Aya Brown, “BRITT” TARGET, COVID-19, 2020, Brown Kraft paper, color pencil.Courtesy of the artist.
Aya Brown, “KEYANNA” EMT, COVID-19, 2020, Brown Kraft paper, color pencil.Courtesy of the artist.
Aya Brown, MTA NIGHT SHIFT, COVID-19, 2020, Brown Kraft paper, color pencil.Courtesy of the artist.
Aya Brown, C TOWN, COVID-19, 2020, Brown Kraft paper, color pencil.Courtesy of the artist.

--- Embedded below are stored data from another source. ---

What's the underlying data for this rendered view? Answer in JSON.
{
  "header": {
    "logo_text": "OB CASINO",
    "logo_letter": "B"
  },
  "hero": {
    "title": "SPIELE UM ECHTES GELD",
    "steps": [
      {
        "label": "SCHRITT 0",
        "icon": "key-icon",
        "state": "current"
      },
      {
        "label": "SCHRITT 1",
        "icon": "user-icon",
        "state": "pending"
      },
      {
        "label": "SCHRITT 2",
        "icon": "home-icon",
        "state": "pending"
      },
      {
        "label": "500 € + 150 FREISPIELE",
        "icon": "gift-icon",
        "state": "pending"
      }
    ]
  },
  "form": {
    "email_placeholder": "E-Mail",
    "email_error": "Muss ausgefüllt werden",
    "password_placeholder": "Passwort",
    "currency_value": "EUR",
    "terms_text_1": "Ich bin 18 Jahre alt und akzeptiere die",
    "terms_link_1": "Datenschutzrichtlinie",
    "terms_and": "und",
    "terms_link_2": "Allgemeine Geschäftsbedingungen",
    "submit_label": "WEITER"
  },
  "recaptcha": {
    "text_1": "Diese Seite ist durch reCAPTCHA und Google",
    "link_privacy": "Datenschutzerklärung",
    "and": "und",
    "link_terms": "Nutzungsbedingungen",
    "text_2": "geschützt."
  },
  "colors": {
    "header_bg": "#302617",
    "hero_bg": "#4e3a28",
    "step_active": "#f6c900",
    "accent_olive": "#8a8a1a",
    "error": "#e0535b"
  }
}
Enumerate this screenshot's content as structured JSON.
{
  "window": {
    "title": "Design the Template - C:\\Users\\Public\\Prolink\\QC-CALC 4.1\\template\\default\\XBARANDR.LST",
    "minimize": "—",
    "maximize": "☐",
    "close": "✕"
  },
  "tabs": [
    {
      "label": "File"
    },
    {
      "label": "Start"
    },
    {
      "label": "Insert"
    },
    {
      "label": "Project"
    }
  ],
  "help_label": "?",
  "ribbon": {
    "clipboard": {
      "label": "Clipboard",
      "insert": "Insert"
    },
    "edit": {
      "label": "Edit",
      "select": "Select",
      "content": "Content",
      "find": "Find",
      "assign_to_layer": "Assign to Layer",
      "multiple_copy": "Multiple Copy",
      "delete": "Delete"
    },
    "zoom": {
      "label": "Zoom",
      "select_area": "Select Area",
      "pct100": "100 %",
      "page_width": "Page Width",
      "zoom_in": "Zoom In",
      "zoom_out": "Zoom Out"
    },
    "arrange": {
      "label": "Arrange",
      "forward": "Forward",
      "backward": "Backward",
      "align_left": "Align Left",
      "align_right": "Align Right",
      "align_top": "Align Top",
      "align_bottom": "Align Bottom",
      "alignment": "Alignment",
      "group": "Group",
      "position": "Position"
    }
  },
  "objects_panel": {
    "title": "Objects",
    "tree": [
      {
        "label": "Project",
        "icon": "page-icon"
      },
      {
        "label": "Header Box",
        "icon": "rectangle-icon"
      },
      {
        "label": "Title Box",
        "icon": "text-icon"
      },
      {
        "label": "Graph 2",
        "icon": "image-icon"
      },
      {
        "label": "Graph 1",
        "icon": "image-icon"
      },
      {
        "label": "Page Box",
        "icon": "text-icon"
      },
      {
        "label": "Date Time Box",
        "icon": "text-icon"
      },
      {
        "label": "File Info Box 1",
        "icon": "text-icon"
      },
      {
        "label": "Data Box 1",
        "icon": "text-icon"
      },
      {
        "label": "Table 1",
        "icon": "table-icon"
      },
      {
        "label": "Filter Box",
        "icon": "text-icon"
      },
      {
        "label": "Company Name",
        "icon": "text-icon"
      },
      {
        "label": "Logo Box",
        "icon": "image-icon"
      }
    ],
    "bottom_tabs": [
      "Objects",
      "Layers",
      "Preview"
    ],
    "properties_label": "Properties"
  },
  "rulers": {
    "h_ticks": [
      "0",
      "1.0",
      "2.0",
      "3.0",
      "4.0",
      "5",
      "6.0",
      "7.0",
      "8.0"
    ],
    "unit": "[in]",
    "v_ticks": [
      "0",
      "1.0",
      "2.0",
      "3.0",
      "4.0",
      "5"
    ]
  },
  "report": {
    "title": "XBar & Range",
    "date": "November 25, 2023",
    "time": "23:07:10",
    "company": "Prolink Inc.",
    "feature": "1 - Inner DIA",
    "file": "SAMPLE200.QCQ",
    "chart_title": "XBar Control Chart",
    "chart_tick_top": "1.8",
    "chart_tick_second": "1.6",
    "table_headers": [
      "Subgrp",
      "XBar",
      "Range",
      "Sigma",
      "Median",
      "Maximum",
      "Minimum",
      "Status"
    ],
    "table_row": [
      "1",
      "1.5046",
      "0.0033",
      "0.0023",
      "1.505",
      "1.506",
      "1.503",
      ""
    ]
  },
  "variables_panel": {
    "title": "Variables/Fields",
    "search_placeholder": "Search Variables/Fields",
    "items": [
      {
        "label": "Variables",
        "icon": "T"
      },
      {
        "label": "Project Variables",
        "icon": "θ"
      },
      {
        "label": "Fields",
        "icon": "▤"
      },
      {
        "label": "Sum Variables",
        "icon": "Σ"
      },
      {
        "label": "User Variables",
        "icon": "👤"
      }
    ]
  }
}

Indeed, "being seen" is the thrust of Brown's essential workers project. To that end, Brown is now releasing a limited-edition t-shirt in collaboration with creative space and community outreach center Girls Only and the food, art, and community collective Ghetto Gastro. All proceeds from the sales of this shirt will go to Rethink Food NYC, a non-profit using excess food to distribute meals and nutritional essentials to those in need, and La Morada, a local Bronx restaurant. The front of the shirt features the first nurse, or “Nurse 1,” that Brown illustrated. The back showcases an original font created by tattoo artist and Girls Only member Cake that reads, “We See You, We Thank You.” Written below is a quote from the poet Toni Morrison: “This is precisely the time when artists go to work. There is no time for despair, no place for self-pity, no need for silence, no room for fear. We speak, we write, we do language. That is how civilizations heal." The special shirt goes on sale today for $77 and is available on the Ghetto Gastro website.

Photo: Aja Brown
Photo: Aja Brown

“My grandmother and my mother have always expressed how important it is to care for others and to simply notice the people around you,” Brown said. “I’ve thought about how these images should exist in the world and I’ve come to the realization that I just want them to be shared.” Her hope is a simple one: “I want them to bring joy to those who are directly referenced in my work. I want to be able to support my community, to support those in need, and to support those who inspire me.”